Do undertakings face criminal liability for risk and compliance management deficiencies?
For the purposes of this question, it should be borne in mind that, according to the Criminal Code of the Russian Federation, only individuals may be subject to criminal liability.
Anti-corruption related criminal offences set out in the Criminal Code of Russia include:
- receiving a bribe (article 290);
- bribing an official (article 291); and
- completing commercial bribery (article 204).
These articles were clarified and detailed in the summer of 2016.
Article 178 of the Criminal Code of the Russian Federation establishes criminal liability for cartel activities that prevent, restrict or eliminate competition.
Personal data protection compliance
Under article 137 of the Criminal Code of the Russian Federation, unauthorised and illegal collection or distribution of personal data or privacy data may lead to the following criminal sanctions:
- a criminal fine of up to 200,000 roubles;
- salary amount for the period of 18 months;
- forced labour for 360 hours;
- correctional works for 12 months;
- compulsory works for two years, with or without disablement for three years;
- arrest for four months; or
- imprisonment for up to two years.
Do members of governing bodies and senior management face civil liability for breach of risk and compliance management obligations?
In 2013, the Supreme Arbitrazh Court of the Russian Federation issued Decree No 62 on losses recovery from management bodies of a legal entity directly allowing the possibility to recover from a company’s management losses that became a result of that management’s abuse of its power.
Generally, board members and CEOs in Russia are directly liable to the company and indirectly liable to shareholders for actions performed in bad faith or unreasonably against the interests of the entity. CEOs and board members are, by default, not liable to third parties. Management must prove that their actions and decisions were made in good faith and in the company’s best interest.
Additionally, the CEO bears subsidiary liability for company debts in case of its insolvency if:
- he or she fails to submit the petition when the company becomes insolvent; or
- his or her acts or omissions cause the company’s insolvency.

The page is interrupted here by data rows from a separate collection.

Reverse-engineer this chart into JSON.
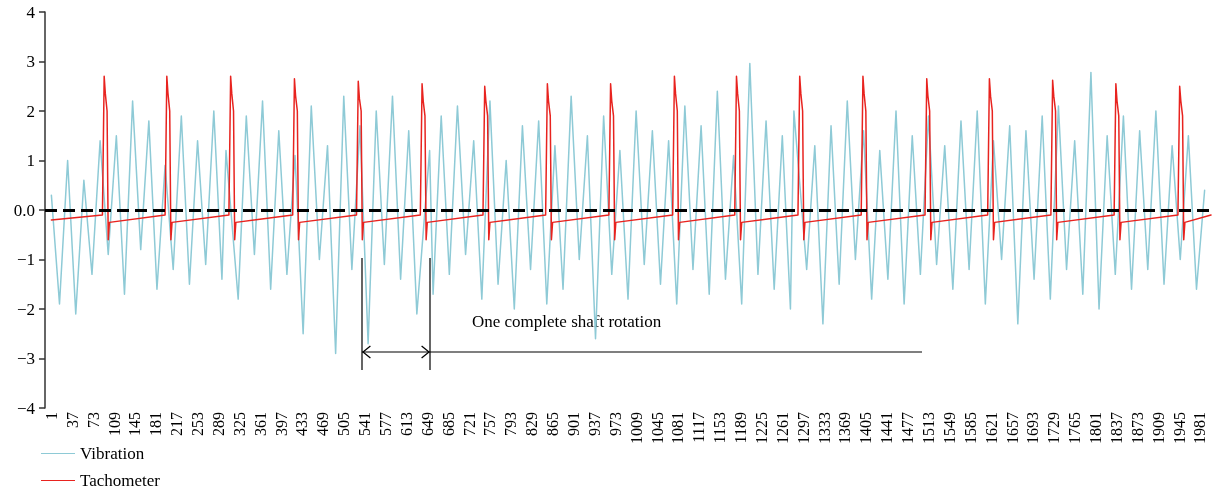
{
  "chart_data": {
    "type": "line",
    "xlim": [
      -10,
      2000
    ],
    "xticks": [
      1,
      37,
      73,
      109,
      145,
      181,
      217,
      253,
      289,
      325,
      361,
      397,
      433,
      469,
      505,
      541,
      577,
      613,
      649,
      685,
      721,
      757,
      793,
      829,
      865,
      901,
      937,
      973,
      1009,
      1045,
      1081,
      1117,
      1153,
      1189,
      1225,
      1261,
      1297,
      1333,
      1369,
      1405,
      1441,
      1477,
      1513,
      1549,
      1585,
      1621,
      1657,
      1693,
      1729,
      1765,
      1801,
      1837,
      1873,
      1909,
      1945,
      1981
    ],
    "ylim": [
      -4,
      4
    ],
    "yticks": [
      4,
      3,
      2,
      1,
      {
        "value": 0,
        "label": "0.0"
      },
      {
        "value": -1,
        "label": "−1"
      },
      {
        "value": -2,
        "label": "−2"
      },
      {
        "value": -3,
        "label": "−3"
      },
      {
        "value": -4,
        "label": "−4"
      }
    ],
    "grid": false,
    "legend": "bottom left",
    "marker": "none",
    "line_style": "solid",
    "ref_lines": [
      {
        "axis": "y",
        "value": 0,
        "color": "#000000",
        "line_style": "dashed"
      }
    ],
    "annotations": [
      "One complete shaft rotation"
    ],
    "series": [
      {
        "name": "Vibration",
        "color": "#8ecad6",
        "x": [
          1,
          15,
          29,
          43,
          57,
          71,
          85,
          99,
          113,
          127,
          141,
          155,
          169,
          183,
          197,
          211,
          225,
          239,
          253,
          267,
          281,
          295,
          302,
          323,
          337,
          351,
          365,
          379,
          393,
          407,
          421,
          435,
          449,
          463,
          477,
          491,
          505,
          519,
          533,
          547,
          561,
          575,
          589,
          603,
          617,
          631,
          653,
          659,
          673,
          687,
          701,
          715,
          729,
          743,
          757,
          771,
          785,
          799,
          813,
          827,
          841,
          855,
          869,
          883,
          897,
          911,
          925,
          939,
          953,
          967,
          981,
          995,
          1009,
          1023,
          1037,
          1051,
          1065,
          1079,
          1093,
          1107,
          1121,
          1135,
          1149,
          1163,
          1177,
          1191,
          1205,
          1219,
          1233,
          1247,
          1261,
          1275,
          1281,
          1303,
          1317,
          1331,
          1345,
          1359,
          1373,
          1387,
          1401,
          1415,
          1429,
          1443,
          1457,
          1471,
          1485,
          1499,
          1513,
          1527,
          1541,
          1555,
          1569,
          1583,
          1597,
          1611,
          1625,
          1639,
          1653,
          1667,
          1681,
          1695,
          1709,
          1723,
          1737,
          1751,
          1765,
          1779,
          1793,
          1807,
          1821,
          1835,
          1849,
          1863,
          1877,
          1891,
          1905,
          1919,
          1933,
          1947,
          1961,
          1975,
          1989
        ],
        "values": [
          0.3,
          -1.9,
          1.0,
          -2.1,
          0.6,
          -1.3,
          1.4,
          -0.9,
          1.5,
          -1.7,
          2.2,
          -0.8,
          1.8,
          -1.6,
          0.9,
          -1.2,
          1.9,
          -1.5,
          1.4,
          -1.1,
          2.0,
          -1.4,
          1.2,
          -1.8,
          1.9,
          -0.9,
          2.2,
          -1.6,
          1.6,
          -1.3,
          1.1,
          -2.5,
          2.1,
          -1.0,
          1.3,
          -2.9,
          2.3,
          -1.2,
          1.7,
          -2.7,
          2.0,
          -1.1,
          2.3,
          -1.4,
          1.6,
          -2.1,
          1.2,
          -1.7,
          1.9,
          -1.3,
          2.1,
          -0.9,
          1.4,
          -1.8,
          2.2,
          -1.5,
          1.0,
          -2.0,
          1.7,
          -1.2,
          1.8,
          -1.9,
          1.3,
          -1.6,
          2.3,
          -1.0,
          1.5,
          -2.6,
          1.9,
          -1.3,
          1.2,
          -1.8,
          2.0,
          -1.1,
          1.6,
          -1.5,
          1.4,
          -1.9,
          2.1,
          -1.2,
          1.7,
          -1.7,
          2.4,
          -1.4,
          1.1,
          -1.9,
          2.96,
          -1.3,
          1.8,
          -1.6,
          1.5,
          -2.0,
          2.0,
          -1.2,
          1.3,
          -2.3,
          1.7,
          -1.5,
          2.2,
          -1.0,
          1.6,
          -1.8,
          1.2,
          -1.4,
          2.0,
          -1.9,
          1.5,
          -1.3,
          1.9,
          -1.1,
          1.3,
          -1.6,
          1.8,
          -1.2,
          2.0,
          -1.9,
          1.4,
          -1.0,
          1.7,
          -2.3,
          1.6,
          -1.4,
          1.9,
          -1.8,
          2.1,
          -1.2,
          1.4,
          -1.7,
          2.78,
          -2.0,
          1.5,
          -1.3,
          1.9,
          -1.6,
          1.6,
          -1.2,
          2.0,
          -1.5,
          1.3,
          -1.0,
          1.5,
          -1.6,
          0.4
        ]
      },
      {
        "name": "Tachometer",
        "color": "#e8231f",
        "x": [
          1,
          89,
          92,
          94,
          97,
          99,
          101,
          197,
          200,
          202,
          205,
          207,
          209,
          307,
          310,
          312,
          315,
          317,
          319,
          417,
          420,
          422,
          425,
          427,
          429,
          527,
          530,
          532,
          535,
          537,
          539,
          637,
          640,
          642,
          645,
          647,
          649,
          745,
          748,
          750,
          753,
          755,
          757,
          853,
          856,
          858,
          861,
          863,
          865,
          962,
          965,
          967,
          970,
          972,
          974,
          1072,
          1075,
          1077,
          1080,
          1082,
          1084,
          1179,
          1182,
          1184,
          1187,
          1189,
          1191,
          1288,
          1291,
          1293,
          1296,
          1298,
          1300,
          1397,
          1400,
          1402,
          1405,
          1407,
          1409,
          1507,
          1510,
          1512,
          1515,
          1517,
          1519,
          1615,
          1618,
          1620,
          1623,
          1625,
          1627,
          1724,
          1727,
          1729,
          1732,
          1734,
          1736,
          1833,
          1836,
          1838,
          1841,
          1843,
          1845,
          1943,
          1946,
          1948,
          1951,
          1953,
          1955,
          2000
        ],
        "values": [
          -0.2,
          -0.1,
          2.7,
          2.35,
          2.0,
          -0.6,
          -0.25,
          -0.1,
          2.7,
          2.35,
          2.0,
          -0.6,
          -0.25,
          -0.1,
          2.7,
          2.35,
          2.0,
          -0.6,
          -0.25,
          -0.1,
          2.65,
          2.3,
          2.0,
          -0.6,
          -0.25,
          -0.1,
          2.6,
          2.25,
          2.0,
          -0.6,
          -0.25,
          -0.1,
          2.55,
          2.2,
          1.9,
          -0.6,
          -0.25,
          -0.1,
          2.5,
          2.2,
          1.9,
          -0.6,
          -0.25,
          -0.1,
          2.55,
          2.2,
          1.9,
          -0.6,
          -0.25,
          -0.1,
          2.55,
          2.2,
          1.9,
          -0.6,
          -0.25,
          -0.1,
          2.7,
          2.35,
          2.0,
          -0.6,
          -0.25,
          -0.1,
          2.7,
          2.35,
          2.0,
          -0.6,
          -0.25,
          -0.1,
          2.7,
          2.35,
          2.0,
          -0.6,
          -0.25,
          -0.1,
          2.7,
          2.35,
          2.0,
          -0.6,
          -0.25,
          -0.1,
          2.65,
          2.3,
          2.0,
          -0.6,
          -0.25,
          -0.1,
          2.65,
          2.3,
          2.0,
          -0.6,
          -0.25,
          -0.1,
          2.62,
          2.3,
          2.0,
          -0.6,
          -0.25,
          -0.1,
          2.55,
          2.2,
          1.9,
          -0.6,
          -0.25,
          -0.1,
          2.5,
          2.2,
          1.9,
          -0.6,
          -0.25,
          -0.1
        ]
      }
    ]
  }
}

The aforementioned causes of insolvency may as well be connected to the failures on risk and compliance management of the respective entity.

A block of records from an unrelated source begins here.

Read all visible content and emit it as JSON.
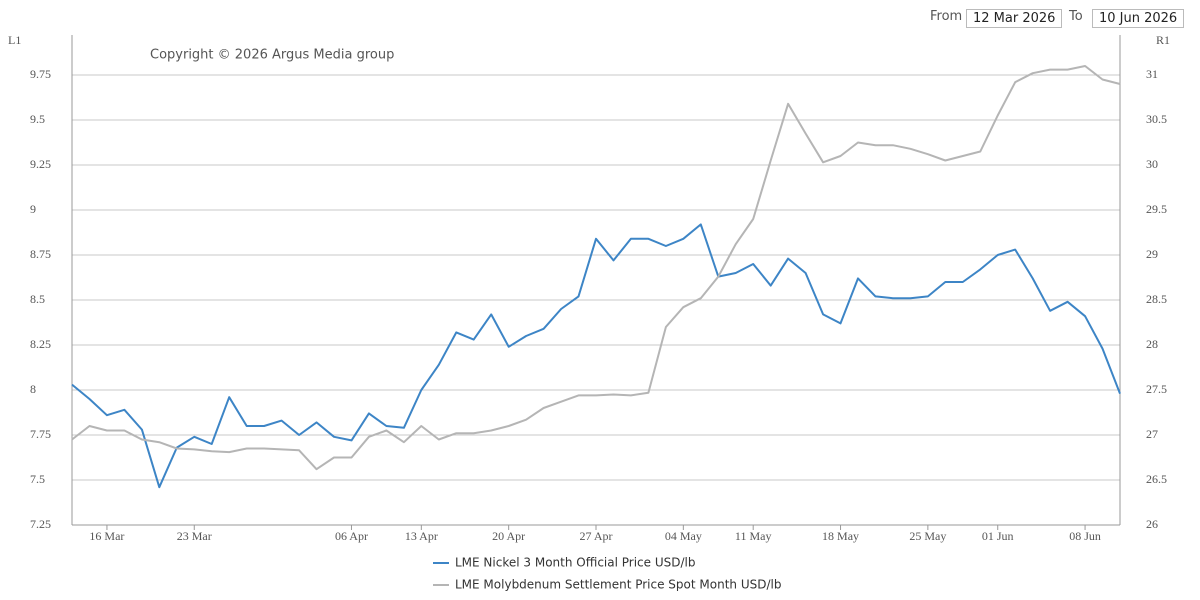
{
  "date_range": {
    "from_label": "From",
    "from": "12 Mar 2026",
    "to_label": "To",
    "to": "10 Jun 2026"
  },
  "chart_data": {
    "type": "line",
    "annotation": "Copyright © 2026 Argus Media group",
    "y_label": "L1",
    "y2_label": "R1",
    "categories": [
      null,
      null,
      "16 Mar",
      null,
      null,
      null,
      null,
      "23 Mar",
      null,
      null,
      null,
      null,
      null,
      null,
      null,
      null,
      "06 Apr",
      null,
      null,
      null,
      "13 Apr",
      null,
      null,
      null,
      null,
      "20 Apr",
      null,
      null,
      null,
      null,
      "27 Apr",
      null,
      null,
      null,
      null,
      "04 May",
      null,
      null,
      null,
      "11 May",
      null,
      null,
      null,
      null,
      "18 May",
      null,
      null,
      null,
      null,
      "25 May",
      null,
      null,
      null,
      "01 Jun",
      null,
      null,
      null,
      null,
      "08 Jun",
      null,
      null
    ],
    "ylim": [
      7.25,
      10.0
    ],
    "yticks": [
      7.25,
      7.5,
      7.75,
      8,
      8.25,
      8.5,
      8.75,
      9,
      9.25,
      9.5,
      9.75
    ],
    "y2lim": [
      26,
      31.5
    ],
    "y2ticks": [
      26,
      26.5,
      27,
      27.5,
      28,
      28.5,
      29,
      29.5,
      30,
      30.5,
      31
    ],
    "grid": true,
    "legend": "bottom",
    "series": [
      {
        "name": "LME Nickel 3 Month Official Price USD/lb",
        "color": "#3d85c6",
        "values": [
          8.03,
          7.95,
          7.86,
          7.89,
          7.78,
          7.46,
          7.68,
          7.74,
          7.7,
          7.96,
          7.8,
          7.8,
          7.83,
          7.75,
          7.82,
          7.74,
          7.72,
          7.87,
          7.8,
          7.79,
          8.0,
          8.14,
          8.32,
          8.28,
          8.42,
          8.24,
          8.3,
          8.34,
          8.45,
          8.52,
          8.84,
          8.72,
          8.84,
          8.84,
          8.8,
          8.84,
          8.92,
          8.63,
          8.65,
          8.7,
          8.58,
          8.73,
          8.65,
          8.42,
          8.37,
          8.62,
          8.52,
          8.51,
          8.51,
          8.52,
          8.6,
          8.6,
          8.67,
          8.75,
          8.78,
          8.62,
          8.44,
          8.49,
          8.41,
          8.23,
          7.98
        ]
      },
      {
        "name": "LME Molybdenum Settlement Price Spot Month USD/lb",
        "color": "#b5b5b5",
        "axis": "y2",
        "values": [
          26.95,
          27.1,
          27.05,
          27.05,
          26.95,
          26.92,
          26.85,
          26.84,
          26.82,
          26.81,
          26.85,
          26.85,
          26.84,
          26.83,
          26.62,
          26.75,
          26.75,
          26.98,
          27.05,
          26.92,
          27.1,
          26.95,
          27.02,
          27.02,
          27.05,
          27.1,
          27.17,
          27.3,
          27.37,
          27.44,
          27.44,
          27.45,
          27.44,
          27.47,
          28.2,
          28.42,
          28.52,
          28.76,
          29.12,
          29.4,
          30.05,
          30.68,
          30.35,
          30.03,
          30.1,
          30.25,
          30.22,
          30.22,
          30.18,
          30.12,
          30.05,
          30.1,
          30.15,
          30.55,
          30.92,
          31.02,
          31.06,
          31.06,
          31.1,
          30.95,
          30.9
        ]
      }
    ]
  }
}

Do members of governing bodies and senior management face administrative or regulatory consequences for breach of risk and compliance management obligations?

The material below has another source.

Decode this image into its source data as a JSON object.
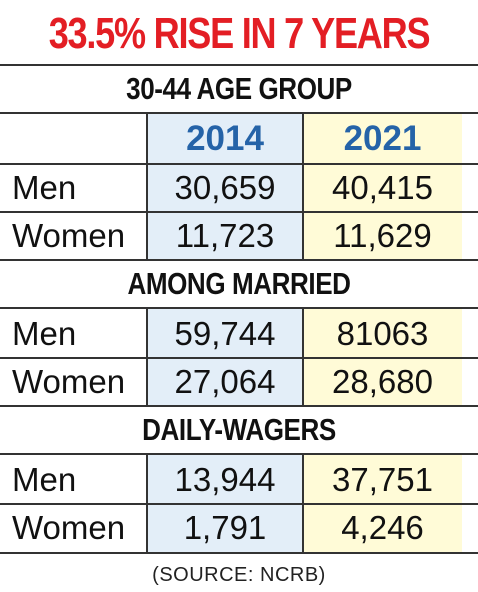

Yes, the CEO and responsible members of management also bear personal administrative liability for a sufficient number of administrative offences. Personal administrative liability of the entity’s management may, in general, entail fines, dismissal or disqualification.
Under the Code of Administrative Offences, the management of the entity (whose duties include responsibility for compliance procedures of the company) may incur personal administrative liability for each violation of the statutory regulations, performed by the entity.
Do members of governing bodies and senior management face criminal liability for breach of risk and compliance management obligations?
Under the Criminal Code of the Russian Federation, any person who is governing the activity of the entity (including the CEO and members of the management board who are responsible for compliance issues) can be held criminally liable for any violation of statutory provisions that constitute a criminal offence. Criminal sanctions in such cases may include a fine, community service or imprisonment.